Research output: Contribution to journal › Journal article
|<mark>Journal publication date</mark>||11/2012|
|<mark>Journal</mark>||Vadose Zone Journal|
|Number of pages||12|
Cross-hole ground-penetrating radar (GPR) zero-offset profiling (ZOP) is a well-established technique for the measurement of the one-dimensional (1-D) vertical distribution of soil dielectric permittivity and has often been used in time-lapse mode for the monitoring of natural or man-made infiltration and soil moisture redistribution processes in the vadose zone. However, in spite of its widespread use, the quantitative interpretation of ZOPs in terms of dielectric permittivity profiles is known to be fraught with difficulties. Often a simplified approach is adopted that translates directly ZOP travel times into electromagnetic (EM) velocities and these, in turn, into dielectric permittivities and soil volumetric moisture content. This approach is known to lead to over-smoothed moisture content profiles, which are a consequence of the ZOP measurement scale, controlled by critical refractions along fast layers and averaging effects within the first Fresnel zone.
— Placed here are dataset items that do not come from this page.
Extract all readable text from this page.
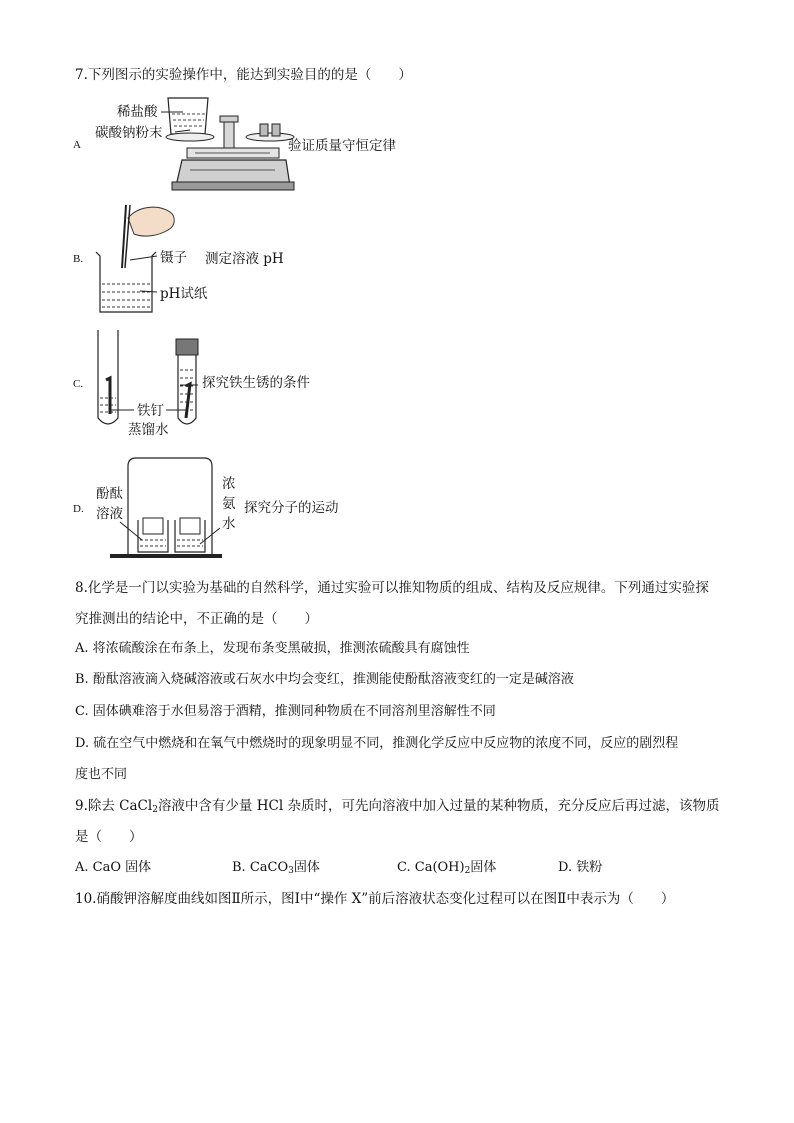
7.下列图示的实验操作中，能达到实验目的的是（　　）
A
稀盐酸
碳酸钠粉末
验证质量守恒定律
B.	镊子 测定溶液 pH
pH试纸
C.	探究铁生锈的条件
铁钉
蒸馏水
D.
酚酞
溶液
浓
氨
水
探究分子的运动
8.化学是一门以实验为基础的自然科学，通过实验可以推知物质的组成、结构及反应规律。下列通过实验探
究推测出的结论中，不正确的是（　　）
A. 将浓硫酸涂在布条上，发现布条变黑破损，推测浓硫酸具有腐蚀性
B. 酚酞溶液滴入烧碱溶液或石灰水中均会变红，推测能使酚酞溶液变红的一定是碱溶液
C. 固体碘难溶于水但易溶于酒精，推测同种物质在不同溶剂里溶解性不同
D. 硫在空气中燃烧和在氧气中燃烧时的现象明显不同，推测化学反应中反应物的浓度不同，反应的剧烈程
度也不同
9.除去 CaCl$_2$溶液中含有少量 HCl 杂质时，可先向溶液中加入过量的某种物质，充分反应后再过滤，该物质
是（　　）
A. CaO 固体	B. CaCO$_3$固体	C. $Ca(OH)_2$固体	D. 铁粉
10.硝酸钾溶解度曲线如图Ⅱ所示，图Ⅰ中“操作 X”前后溶液状态变化过程可以在图Ⅱ中表示为（　　）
Such smooth profiles are not necessarily compatible with the true soil moisture content that should be reproduced by water flow models. In this paper we present a stochastic inversion approach that aims at solving these issues. The approach is based on a forward stochastic simulation that generates the expected travel times by means of a two-dimensional (2-D) full waveform modeling, thus reproducing all physical processes that contribute to profile smoothing. We first assess the robustness of this approach on synthetic data, where the true dielectric permittivity profile is known. Then we apply the technique to two different case studies, where the results of the proposed technique show supporting evidence from independent information on the sites' stratigraphy. The proposed approach proves to be capable of reconstructing sharp dielectric profiles, in addition to assigning relevant uncertainty bounds derived from the expected errors in travel time picking. These results may prove very useful in a correct assessment of the hydrological implications of the measured dielectric permittivity, and thus moisture content, profile.